Se não houvesse outra razão, só essa justificaria que o salão nobre da Ordem não fosse transformado numa espécie de peixaria chic, para usar uma alegoria da mulher do Durão Barroso que considerava o marido um pargo, ou, para espíritos mais ousados, numa espécie de bordel.
Tirem o colchão de dentro do toucado e respeitem as nossas múmias…
Isto está mau e cada um deve fazer pela vida, como melhor o entender. Mas a Ordem não pode nem desrespeitar nem as memórias dos vampiros que lhe confiaram nem os direitos dos crentes que a ela se vincularam em respeito por uma matriz indiscutível mas vinculante.
Com todos os defeitos que a matriz tenha, ela vincula-nos e garante-nos.
Vem isto, meu querido Amigo, a propósito do uso do salão nobre da Ordem para conferências comerciais que, por maior que seja a sabedoria dos conferencistas (que o é seguramente) não são mais do que isso mesmo – comerciais - como se a sabedoria passasse, de um dia para o outro, a vender-se segundo as regras com que, em tempo de crise, sempre funcionaram os botequins.
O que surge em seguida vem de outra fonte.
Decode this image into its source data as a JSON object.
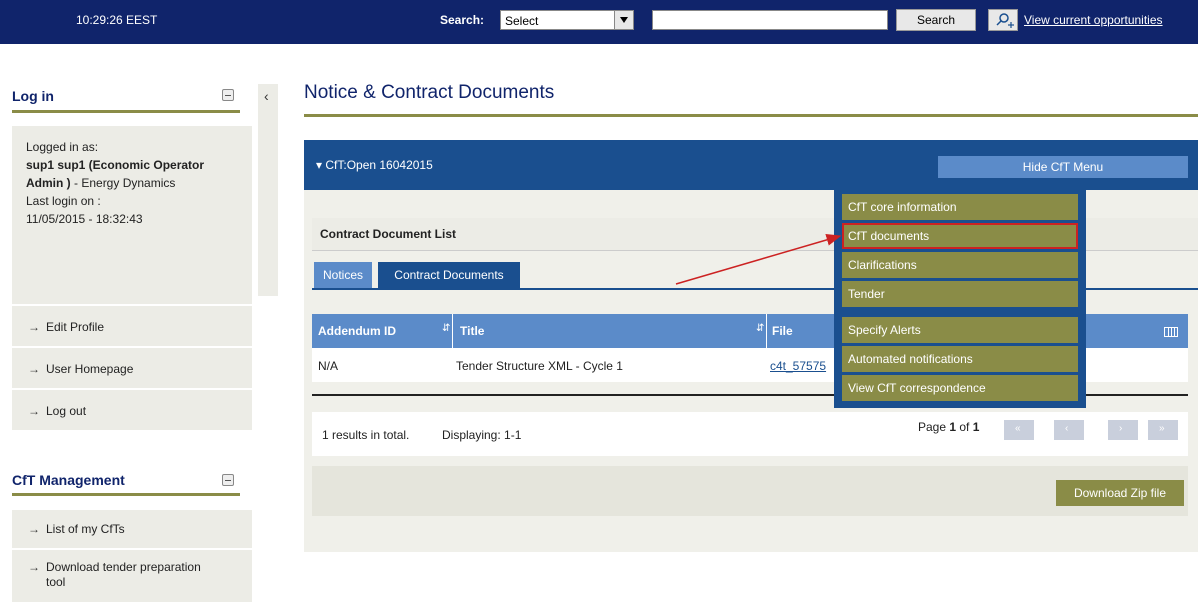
{
  "topbar": {
    "clock": "10:29:26 EEST",
    "search_label": "Search:",
    "search_select_value": "Select",
    "search_button": "Search",
    "opportunities_link": "View current opportunities"
  },
  "login": {
    "title": "Log in",
    "logged_in_as_label": "Logged in as:",
    "user_bold": "sup1 sup1 (Economic Operator Admin )",
    "user_org": " - Energy Dynamics",
    "last_login_label": "Last login on :",
    "last_login_value": "11/05/2015 - 18:32:43",
    "links": [
      "Edit Profile",
      "User Homepage",
      "Log out"
    ]
  },
  "cft_management": {
    "title": "CfT Management",
    "links": [
      "List of my CfTs",
      "Download tender preparation tool"
    ]
  },
  "main": {
    "title": "Notice & Contract Documents",
    "cft_label": "CfT:Open 16042015",
    "hide_menu": "Hide CfT Menu",
    "list_title": "Contract Document List",
    "tabs": [
      "Notices",
      "Contract Documents"
    ],
    "columns": [
      "Addendum ID",
      "Title",
      "File"
    ],
    "row": {
      "addendum_id": "N/A",
      "title": "Tender Structure XML - Cycle 1",
      "file": "c4t_57575"
    },
    "results_total": "1 results in total.",
    "displaying": "Displaying: 1-1",
    "page_prefix": "Page ",
    "page_current": "1",
    "page_of": " of ",
    "page_total": "1",
    "download_zip": "Download Zip file"
  },
  "cft_menu": {
    "items": [
      "CfT core information",
      "CfT documents",
      "Clarifications",
      "Tender",
      "Specify Alerts",
      "Automated notifications",
      "View CfT correspondence"
    ],
    "active_index": 1
  },
  "colors": {
    "header_navy": "#10246b",
    "panel_blue": "#1a4f8f",
    "light_blue": "#5b8bc9",
    "olive": "#8a8c47",
    "highlight_red": "#cc2222"
  }
}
Não me chocaria se a Ordem contratasse com o Museu Histórico de Amesterdão, o uso do salão nobre para uma reposição da exposição «Amor à Venda – 400 Anos de Prostituição», atenta até a similitude das idades que transporta um certo paralelismo para as nossas profissões.
Mas choca-me profundamente que essa galeria de sábios com vocação de vampiro – que são os nossos eternos bastonários – assista à decadência da profissão, num misto de comércio, miséria e feira de vaidades, que leva uns a propagandear a banha da cobra e outros a sentir a tentação de pagar para ver as magias que a ilusão lhes cria.
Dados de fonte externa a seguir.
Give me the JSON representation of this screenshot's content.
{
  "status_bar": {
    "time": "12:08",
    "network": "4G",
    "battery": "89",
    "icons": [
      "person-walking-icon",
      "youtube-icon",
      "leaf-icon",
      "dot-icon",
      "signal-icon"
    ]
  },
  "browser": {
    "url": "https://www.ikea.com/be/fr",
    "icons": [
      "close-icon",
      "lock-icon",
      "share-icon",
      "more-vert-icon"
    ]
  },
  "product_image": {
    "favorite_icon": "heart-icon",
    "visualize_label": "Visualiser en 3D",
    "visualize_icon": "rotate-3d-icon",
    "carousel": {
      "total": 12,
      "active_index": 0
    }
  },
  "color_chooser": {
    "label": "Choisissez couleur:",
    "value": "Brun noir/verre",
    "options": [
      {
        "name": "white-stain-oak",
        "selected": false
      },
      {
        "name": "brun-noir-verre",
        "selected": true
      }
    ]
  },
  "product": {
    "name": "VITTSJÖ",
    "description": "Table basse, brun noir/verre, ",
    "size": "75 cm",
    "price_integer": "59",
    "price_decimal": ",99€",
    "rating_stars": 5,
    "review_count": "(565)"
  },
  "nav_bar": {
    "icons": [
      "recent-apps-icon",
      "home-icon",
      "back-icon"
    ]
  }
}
Agora é a Wolters a dizer, venham, venham, senhores advogados, todos ao redondel, são só 450 €, 450 €, um salário mínimo por pessoa, para aprender os segredos da pedra filosofal, do como falar, interpretar, descobrir os inspectores das finanças… Venham todos, diz o cartaz. É na Ordem, no salão das múmias… com a bênção delas.
E como não respondemos, ligam-nos pelo telefone. E são chatos, e insistem; talvez o tal rapaz do telefone, coitado, ganhe 10% por cada bilhete que venda; sempre são 45 €…
Insultei-o, disse-lhe tudo, acho que lhe disse mesmo que ele me lembrava um chulo que há uns anos, quando alguém resolveu falar mentiras sobre a minha fortuna e dar-me como milionário, me perseguiu para me vender a mulher que o alimentava.
Se eu soubesse o nome dele, pedia-lhe desculpa…
Afinal eu não tenho razão nenhuma.
Perdi a cabeça, acho que me parou o relógio e avancei 100 anos no tempo e vi o mesmo espectáculo, a mesma feira de ilusões, debaixo do teu retrato e de uma série de gente mais nova que te sucedeu e que eu não conheço. Voltei 100 anos para trás.
Achei que era um sacrilégio e voltei para trás para te dizer isso. Os velhos são pessoas de respeito que não merecem essa coisa de os transformarem em palhaços de feira. E os novos merecem muito menos…
É um insulto que, no tempo que corre, se alugue uma cadeira para vender ilusões ao preço de um salário mínimo mensal, por umas horas de espectáculo, que só beneficiam os actores.